Paradójicamente, horas después apareció una imagen que contrastó con el ambiente de tensión. Jean Ferrari, exadministrador de Universitario y actual Director General de Fútbol de la Federación Peruana de Fútbol, visitó a Ureña, al entrenador Fabián Bustos y al plantel de Millonarios en su hotel de concentración. La fotografía fue publicada por el propio Ferrari junto a un mensaje que resumía el vínculo construido durante los últimos años.
“Visitando a unos amigos con quienes vivimos momentos históricos, tricampeones y un título en los 100 años. Momentos inolvidables”, escribió.
La publicación reforzó una idea que muchos hinchas sostienen desde la salida del chileno: la excelente relación que siempre existió entre Ureña y Ferrari, uno de los principales impulsores de su llegada a Universitario.
Mientras tanto, el club intenta mantenerse enfocado en el inicio del Torneo Clausura bajo el mando de Héctor Cúper.
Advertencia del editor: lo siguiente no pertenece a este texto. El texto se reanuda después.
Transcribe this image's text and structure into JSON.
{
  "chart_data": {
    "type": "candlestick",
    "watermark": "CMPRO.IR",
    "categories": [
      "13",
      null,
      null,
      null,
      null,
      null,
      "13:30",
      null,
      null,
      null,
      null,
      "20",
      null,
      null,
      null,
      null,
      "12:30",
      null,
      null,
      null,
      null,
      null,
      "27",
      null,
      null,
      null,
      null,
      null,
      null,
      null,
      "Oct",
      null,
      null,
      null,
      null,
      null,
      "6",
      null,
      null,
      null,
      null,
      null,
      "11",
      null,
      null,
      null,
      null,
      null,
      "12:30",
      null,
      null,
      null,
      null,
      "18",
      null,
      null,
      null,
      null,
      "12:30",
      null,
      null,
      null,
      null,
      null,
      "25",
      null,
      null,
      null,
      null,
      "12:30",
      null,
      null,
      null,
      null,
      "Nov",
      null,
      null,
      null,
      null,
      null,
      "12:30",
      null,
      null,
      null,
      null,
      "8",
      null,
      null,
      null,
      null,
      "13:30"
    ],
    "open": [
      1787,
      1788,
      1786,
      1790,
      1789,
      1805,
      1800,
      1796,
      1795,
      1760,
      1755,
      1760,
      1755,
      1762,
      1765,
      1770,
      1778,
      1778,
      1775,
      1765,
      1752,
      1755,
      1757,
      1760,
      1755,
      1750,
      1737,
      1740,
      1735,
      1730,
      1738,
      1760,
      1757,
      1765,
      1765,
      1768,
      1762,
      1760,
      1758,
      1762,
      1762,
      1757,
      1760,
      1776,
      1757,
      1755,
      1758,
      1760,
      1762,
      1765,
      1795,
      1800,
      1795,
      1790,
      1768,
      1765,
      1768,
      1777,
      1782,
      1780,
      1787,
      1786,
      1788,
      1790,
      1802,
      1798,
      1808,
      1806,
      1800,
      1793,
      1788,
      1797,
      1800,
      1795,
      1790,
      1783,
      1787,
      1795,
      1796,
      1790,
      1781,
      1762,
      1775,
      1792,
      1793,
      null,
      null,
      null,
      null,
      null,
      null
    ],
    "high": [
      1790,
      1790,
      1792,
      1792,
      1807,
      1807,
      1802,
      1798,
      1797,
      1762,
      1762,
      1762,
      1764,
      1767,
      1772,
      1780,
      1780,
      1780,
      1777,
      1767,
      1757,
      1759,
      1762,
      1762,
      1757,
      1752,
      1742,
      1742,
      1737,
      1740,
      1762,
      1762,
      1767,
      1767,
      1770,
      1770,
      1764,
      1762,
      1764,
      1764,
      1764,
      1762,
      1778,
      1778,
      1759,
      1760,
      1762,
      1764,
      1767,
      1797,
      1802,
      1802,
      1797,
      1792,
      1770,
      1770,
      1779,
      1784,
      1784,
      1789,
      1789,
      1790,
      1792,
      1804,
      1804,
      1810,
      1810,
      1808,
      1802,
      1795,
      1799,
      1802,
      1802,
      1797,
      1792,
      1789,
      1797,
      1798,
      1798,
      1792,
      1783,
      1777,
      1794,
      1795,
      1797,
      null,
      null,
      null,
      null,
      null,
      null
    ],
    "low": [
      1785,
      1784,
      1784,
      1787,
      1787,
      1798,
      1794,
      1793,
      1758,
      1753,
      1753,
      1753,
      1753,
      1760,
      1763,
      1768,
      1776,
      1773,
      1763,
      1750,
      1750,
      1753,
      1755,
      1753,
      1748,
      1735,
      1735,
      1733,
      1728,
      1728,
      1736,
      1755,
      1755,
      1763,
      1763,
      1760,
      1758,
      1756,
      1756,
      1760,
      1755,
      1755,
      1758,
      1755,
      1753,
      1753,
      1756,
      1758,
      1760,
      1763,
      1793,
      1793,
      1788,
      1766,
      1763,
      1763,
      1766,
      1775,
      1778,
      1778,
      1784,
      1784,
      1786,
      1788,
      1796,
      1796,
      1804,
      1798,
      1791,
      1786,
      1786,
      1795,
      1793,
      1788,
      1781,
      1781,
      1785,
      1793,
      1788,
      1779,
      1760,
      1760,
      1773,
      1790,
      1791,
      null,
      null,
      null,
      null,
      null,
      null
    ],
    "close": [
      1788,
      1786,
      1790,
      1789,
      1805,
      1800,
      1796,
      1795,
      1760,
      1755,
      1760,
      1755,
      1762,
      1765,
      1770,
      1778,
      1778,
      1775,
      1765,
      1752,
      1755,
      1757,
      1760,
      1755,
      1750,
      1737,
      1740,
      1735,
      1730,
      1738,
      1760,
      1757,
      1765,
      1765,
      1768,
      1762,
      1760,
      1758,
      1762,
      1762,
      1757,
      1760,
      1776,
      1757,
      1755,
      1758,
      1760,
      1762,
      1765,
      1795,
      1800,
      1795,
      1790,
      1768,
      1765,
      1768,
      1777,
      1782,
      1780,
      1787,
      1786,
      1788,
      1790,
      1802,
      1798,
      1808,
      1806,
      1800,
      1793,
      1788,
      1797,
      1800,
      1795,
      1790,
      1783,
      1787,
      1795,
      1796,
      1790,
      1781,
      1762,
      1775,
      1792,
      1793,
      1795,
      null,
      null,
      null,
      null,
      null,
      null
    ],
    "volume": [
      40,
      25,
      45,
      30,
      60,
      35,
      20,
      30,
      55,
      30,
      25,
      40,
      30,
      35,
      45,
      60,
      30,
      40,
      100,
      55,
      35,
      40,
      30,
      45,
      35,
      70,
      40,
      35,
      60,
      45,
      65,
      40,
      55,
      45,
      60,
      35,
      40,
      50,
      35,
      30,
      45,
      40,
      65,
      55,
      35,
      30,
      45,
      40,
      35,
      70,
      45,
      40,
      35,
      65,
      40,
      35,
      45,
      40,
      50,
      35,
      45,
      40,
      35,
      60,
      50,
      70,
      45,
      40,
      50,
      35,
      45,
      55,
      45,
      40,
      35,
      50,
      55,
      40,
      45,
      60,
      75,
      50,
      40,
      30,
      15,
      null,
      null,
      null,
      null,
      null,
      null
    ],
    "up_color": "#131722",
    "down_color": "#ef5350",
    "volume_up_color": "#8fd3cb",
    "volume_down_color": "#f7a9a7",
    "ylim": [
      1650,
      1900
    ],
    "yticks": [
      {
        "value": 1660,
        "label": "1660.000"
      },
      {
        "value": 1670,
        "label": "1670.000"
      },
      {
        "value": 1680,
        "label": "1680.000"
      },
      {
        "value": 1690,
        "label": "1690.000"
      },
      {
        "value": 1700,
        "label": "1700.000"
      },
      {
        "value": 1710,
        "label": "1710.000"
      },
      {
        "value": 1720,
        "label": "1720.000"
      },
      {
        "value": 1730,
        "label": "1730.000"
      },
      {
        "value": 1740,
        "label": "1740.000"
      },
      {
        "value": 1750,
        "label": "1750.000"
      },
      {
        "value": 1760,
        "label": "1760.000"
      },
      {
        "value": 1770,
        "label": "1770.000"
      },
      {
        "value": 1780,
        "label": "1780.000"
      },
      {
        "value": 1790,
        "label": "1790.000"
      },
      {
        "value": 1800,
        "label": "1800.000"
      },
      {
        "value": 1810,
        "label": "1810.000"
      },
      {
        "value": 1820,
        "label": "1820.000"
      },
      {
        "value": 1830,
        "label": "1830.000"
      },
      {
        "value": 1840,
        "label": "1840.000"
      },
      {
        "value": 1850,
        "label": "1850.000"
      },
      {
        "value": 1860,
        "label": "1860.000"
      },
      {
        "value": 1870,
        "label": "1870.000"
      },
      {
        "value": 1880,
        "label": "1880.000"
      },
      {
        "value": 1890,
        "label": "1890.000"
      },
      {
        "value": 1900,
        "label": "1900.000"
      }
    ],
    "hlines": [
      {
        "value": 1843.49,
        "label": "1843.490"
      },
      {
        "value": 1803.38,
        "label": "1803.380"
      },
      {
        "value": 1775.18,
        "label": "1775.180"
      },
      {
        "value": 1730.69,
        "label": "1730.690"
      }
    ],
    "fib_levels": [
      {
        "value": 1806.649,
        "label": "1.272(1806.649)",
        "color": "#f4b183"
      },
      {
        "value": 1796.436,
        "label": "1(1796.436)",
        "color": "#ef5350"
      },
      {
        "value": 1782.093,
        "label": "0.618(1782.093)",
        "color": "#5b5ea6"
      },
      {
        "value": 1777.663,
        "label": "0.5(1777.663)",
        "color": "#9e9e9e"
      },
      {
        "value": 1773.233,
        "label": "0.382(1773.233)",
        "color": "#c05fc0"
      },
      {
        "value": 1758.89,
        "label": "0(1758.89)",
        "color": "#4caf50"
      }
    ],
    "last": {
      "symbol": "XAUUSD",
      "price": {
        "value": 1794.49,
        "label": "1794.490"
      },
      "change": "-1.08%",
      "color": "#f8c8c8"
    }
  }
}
El triunfo sobre Millonarios dejó señales positivas desde lo futbolístico, con un sistema que empieza a consolidarse y un doblete de José Rivera que simbolizó su reconciliación con la afición. Pero el resultado quedó rápidamente relegado.
Porque el protagonista de la noche terminó siendo un exjugador que ya viste otra camiseta, pero que sigue teniendo un lugar privilegiado en el corazón del hincha crema. Sus declaraciones instalaron una pregunta incómoda que, por ahora, sigue sin respuesta: si las amenazas nunca existieron, ¿por qué nadie en Universitario ha salido a desmentirlas?